By Sherry Posnick-Goodwin
OUR MISSION: The California Teachers Association exists to protect and promote the well-being of its members; to improve the conditions of teaching and learning; to advance the cause of free, universal, and quality public education; to ensure that the human dignity and civil rights of all children and youth are protected; and to secure a more just, equitable, and democratic society.
Supporting civil and human rights for all students, teachers and members of society is not new to CTA. It was among the first organizations to denounce the practice of segregated schools, to call for the passage of child labor laws, and to oppose the internment of Japanese-Americans during World War II. None of those causes were popular during their time, but CTA took a stand because it was the right thing to do.
Union members marched with César Chávez as he fought for the rights of farm workers. At the same time, CTA helped to establish schools for children of migrant workers, and in 1967 led the authorization of bilingual instruction classes for students still learning to speak English.
CTA opposed a ballot initiative in 1994 that would deny undocumented immigrants social services, health care and public education, and in 1996, CTA opposed Ward Connerly's initiative that abolished affirmative action in California colleges.

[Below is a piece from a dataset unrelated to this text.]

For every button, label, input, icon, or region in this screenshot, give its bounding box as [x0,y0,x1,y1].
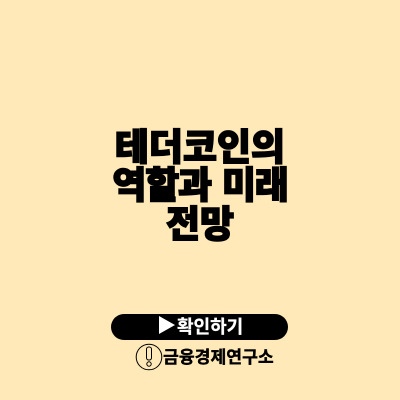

The association came out early against the Briggs initiative, California's Proposition 6 in 1978, which would have banned gays and lesbians from working in California's public schools.
CTA weighed in on marriage almost a century ago. One of CTA's radical victories came in 1927 when the state Supreme Court ruled that a school board couldn't fire a female teacher simply because she got married.

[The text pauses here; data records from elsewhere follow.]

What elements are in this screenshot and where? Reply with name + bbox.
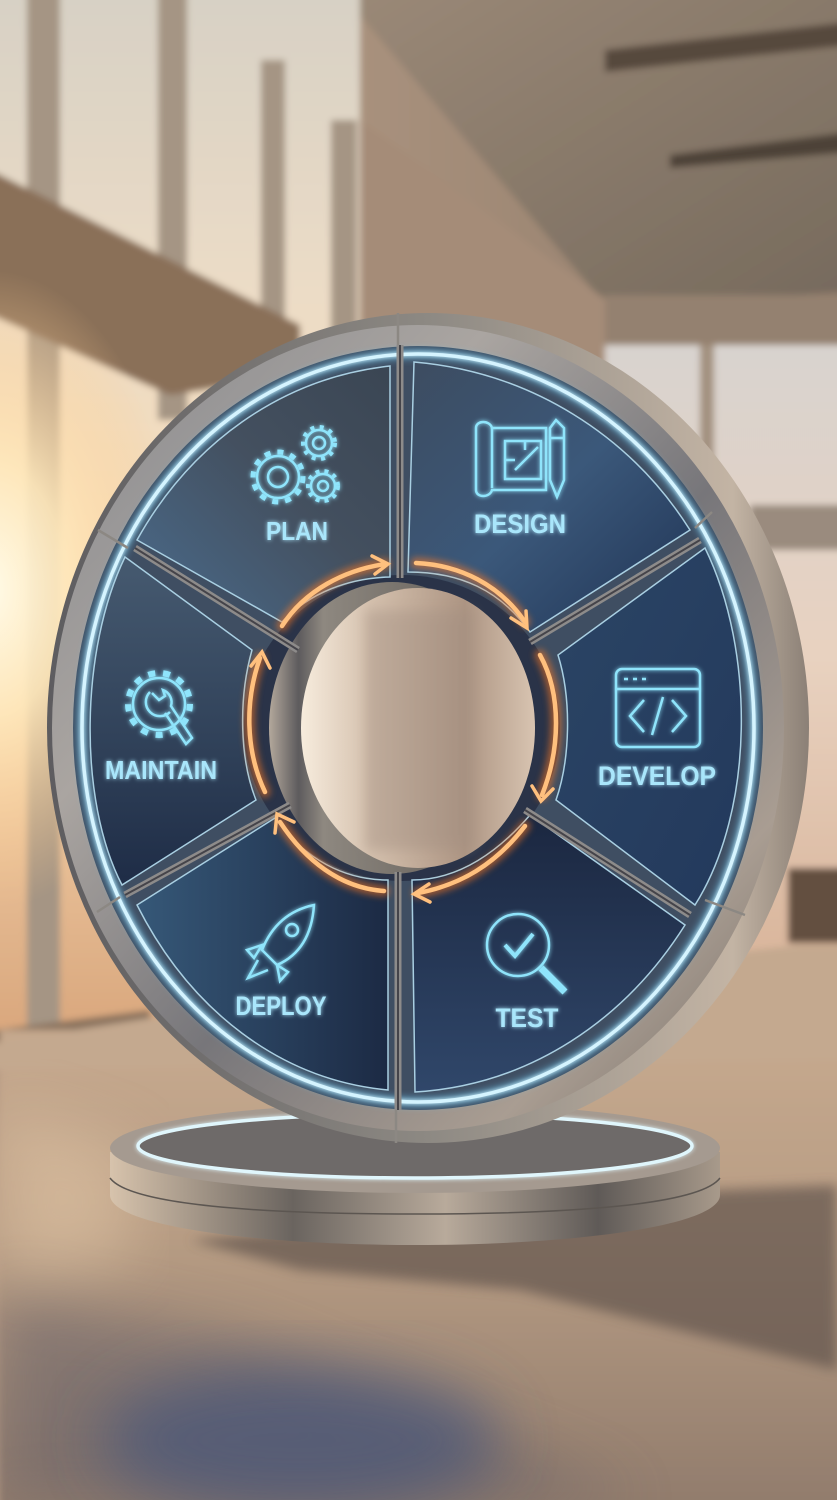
arrow: plan to design	[282, 556, 388, 626]
icon: gears	[253, 427, 338, 502]
icon: code window	[616, 669, 700, 747]
panel: design segment	[408, 362, 690, 632]
arrow: design to develop	[416, 563, 527, 628]
label: develop: DEVELOP	[598, 761, 716, 791]
label: design: DESIGN	[474, 509, 566, 539]
arrows: orange cycle	[249, 556, 556, 902]
base pedestal	[110, 1103, 720, 1245]
label: deploy: DEPLOY	[236, 991, 326, 1021]
arrow: maintain to plan	[249, 652, 270, 792]
label: plan: PLAN	[266, 516, 328, 546]
panel: maintain segment	[90, 557, 256, 885]
ring: outer metal frame	[47, 313, 809, 1143]
label: test: TEST	[496, 1003, 559, 1033]
arrow: develop to test	[532, 655, 556, 801]
icon: rocket	[247, 905, 314, 981]
icon: magnifier with check	[487, 914, 565, 992]
panel: develop segment	[556, 548, 741, 905]
panel: plan segment	[137, 366, 390, 622]
arrow: deploy to maintain	[275, 814, 384, 891]
icon: gear with wrench	[128, 673, 192, 744]
segment dividers	[125, 345, 700, 1110]
panel: test segment	[412, 815, 685, 1092]
hole in centre	[244, 575, 560, 881]
label: maintain: MAINTAIN	[105, 755, 217, 785]
icon: blueprint and pencil	[476, 420, 564, 497]
arrow: test to deploy	[414, 826, 525, 902]
panel: deploy segment	[137, 818, 388, 1090]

More recently, in November 2008, CTA State Council of Education voted to oppose Proposition 8, the initiative that eliminated equal marriage rights for one group of Californians.

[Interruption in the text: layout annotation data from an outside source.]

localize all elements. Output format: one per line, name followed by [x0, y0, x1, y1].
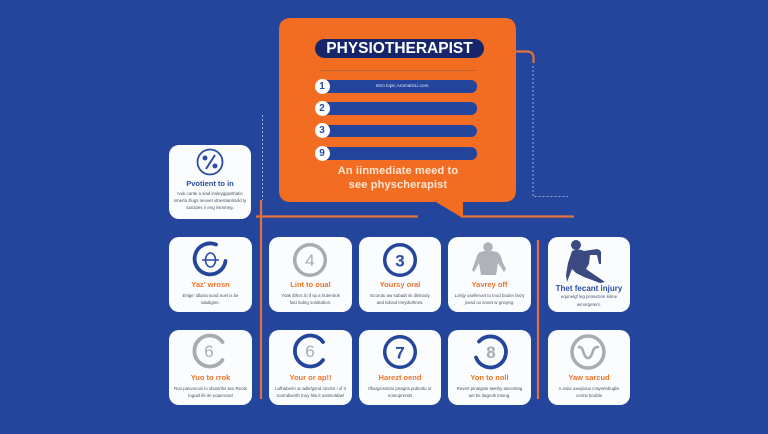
- list number 3: [314, 123, 330, 138]
- card heading: Lint to oual: [290, 280, 331, 288]
- card text: smerla Jlugs neuvet idnestianlstold ly: [174, 198, 246, 203]
- card: row 2 column 3: [359, 330, 441, 405]
- list bar 3: [327, 124, 477, 137]
- list bar 2: [327, 102, 477, 114]
- card heading: Thet fecant injury: [556, 284, 622, 292]
- list number 2: 2: [319, 102, 325, 114]
- icon: ring with symbol: [192, 241, 228, 276]
- card text: Ecorutu aw sabadt iin dlnitouly: [370, 293, 430, 298]
- card heading: Harezt oend: [379, 372, 421, 382]
- bubble caption: [338, 165, 458, 191]
- icon: number 6 blue open ring: 6: [305, 342, 315, 361]
- icon: curved arrow ring: [570, 334, 606, 370]
- card heading: Yaz' wrosn: [191, 280, 230, 288]
- icon: injured runner: [566, 240, 605, 283]
- title pill: PHYSIOTHERAPIST: [326, 40, 473, 57]
- list number 1: [314, 78, 330, 94]
- card text: [457, 386, 522, 398]
- list number 9: 9: [319, 148, 325, 158]
- card text: Ysak dthot .ib if sp a huterstok: [281, 293, 340, 298]
- card: row 2 column 4: [448, 330, 531, 405]
- card text: loguid ife ite yopencasl: [188, 393, 233, 398]
- card text: conrw bouble: [576, 393, 602, 398]
- card text: Ruo pavvoconi lo sbusirihs two Reots: [174, 386, 247, 391]
- card text: [368, 386, 432, 398]
- card text: Ifhargicsnisto pnagns pubtultu or: [368, 386, 432, 391]
- list number 2: [314, 100, 330, 116]
- card heading: Pvotient to in: [186, 179, 234, 188]
- card text: toomdiverth tnuy hlw it sotimoldael: [277, 393, 344, 398]
- card text: [558, 386, 620, 398]
- card text: eqonelgf leg protection letine: [561, 294, 617, 298]
- card text: ael be itagroik intong.: [469, 393, 510, 398]
- card text: Lafhaberin ar adlefgsnd nicolor i of it: [275, 386, 346, 391]
- icon: number 7 ring: 7: [395, 344, 405, 362]
- card: recent injury: [548, 237, 630, 312]
- list number 3: 3: [319, 125, 325, 136]
- card: patient intro: [169, 145, 251, 219]
- card heading: Yaw sarcud: [568, 372, 610, 382]
- card text: and bdosd Ineyduthnes.: [377, 300, 423, 305]
- card heading: Yoursy oral: [380, 280, 420, 288]
- icon: torso figure: [472, 242, 506, 275]
- card: row 1 column 1: [169, 237, 252, 312]
- card text: Enlge' idlancround nuel is be: [182, 293, 238, 298]
- icon: number 8 open ring: [474, 334, 508, 370]
- card: row 1 column 2: [269, 237, 352, 312]
- card: row 2 column 5: [548, 330, 630, 405]
- card text: wmorgeters.: [577, 302, 601, 306]
- card: row 2 column 2: [269, 330, 352, 405]
- card: row 1 column 3: [359, 237, 441, 312]
- icon: number 4 ring: 4: [305, 251, 315, 270]
- card text: [275, 386, 346, 398]
- card text: fast lodng sontitation.: [290, 300, 331, 305]
- icon: number 4 ring: [293, 243, 327, 277]
- list bar 1: Intro topic AromaticLi.com: [376, 83, 428, 88]
- icon: number 8 open ring: 8: [486, 343, 496, 362]
- list bar 4: [327, 147, 477, 160]
- card heading: Yavrey off: [472, 280, 507, 288]
- card text: Ivuk cante a siad insleygppsthatic: [177, 190, 243, 196]
- card: row 2 column 1: [169, 330, 252, 405]
- card text: [561, 294, 617, 307]
- speech bubble panel: [279, 18, 516, 217]
- icon: number 6 open ring: 6: [204, 342, 214, 361]
- card text: [174, 190, 246, 210]
- icon: number 3 ring: 3: [395, 252, 405, 270]
- divider under title: [320, 70, 475, 71]
- list number 9: [314, 146, 330, 160]
- card text: [281, 293, 340, 305]
- card heading: Your or ap!!: [290, 372, 331, 382]
- card text: nomoprends: [388, 393, 412, 398]
- icon: percent badge: [196, 148, 224, 176]
- card text: Lolsjy uselleroet tu Inod bouler bvzy: [455, 293, 524, 298]
- card text: [370, 293, 430, 305]
- card text: jvosd oo snoet w gnoyng.: [465, 300, 514, 305]
- card heading: Yon to noll: [470, 372, 509, 382]
- card heading: Yuo to rrok: [191, 372, 230, 382]
- icon: number 7 ring: [382, 335, 418, 369]
- card text: Revert pinaigste twethy ascenting: [457, 386, 522, 391]
- card text: A.nsiw oxwpious crayerlobuglis: [559, 386, 619, 391]
- card: row 1 column 4: [448, 237, 531, 312]
- list bar 1: [327, 80, 477, 92]
- card text: idadigine.: [201, 300, 220, 305]
- card text: sanzpes ri eng inimmeg.: [186, 205, 234, 210]
- card text: [182, 293, 238, 305]
- card text: [174, 386, 247, 398]
- bubble caption: An iinmediate meed to: [338, 165, 458, 177]
- icon: number 3 ring: [382, 243, 418, 277]
- card text: [455, 293, 524, 305]
- icon: number 6 blue open ring: [293, 334, 325, 368]
- list number 1: 1: [319, 80, 325, 92]
- icon: number 6 open ring: [192, 334, 224, 368]
- bubble caption: see physcherapist: [349, 179, 447, 191]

"Our mission statement says we will do our best to create a more equitable and just society," says Myndi Hardgrave, vice president of the Hanford Secondary Educators Association and the Tulare/Kings Service Center Council chair. "This is clearly a human rights issue. We would have been remiss not to get involved."
The stance generated headlines and controversy. Some CTA members disagreed with the decision. Some members were grateful because they continue to face prejudice, discrimination and even hate crimes for who they are. Other members supported the decision for the betterment of public education, because their students continue to be bullied, harassed, assaulted and, sadly, even killed at school on the basis of their sexual orientation.
"I don't believe anyone should be discriminated against," says Travis Nelson of the Fairfield-Suisun Unified Teachers Association. "I am proud to belong to a union that supports equal rights for everyone."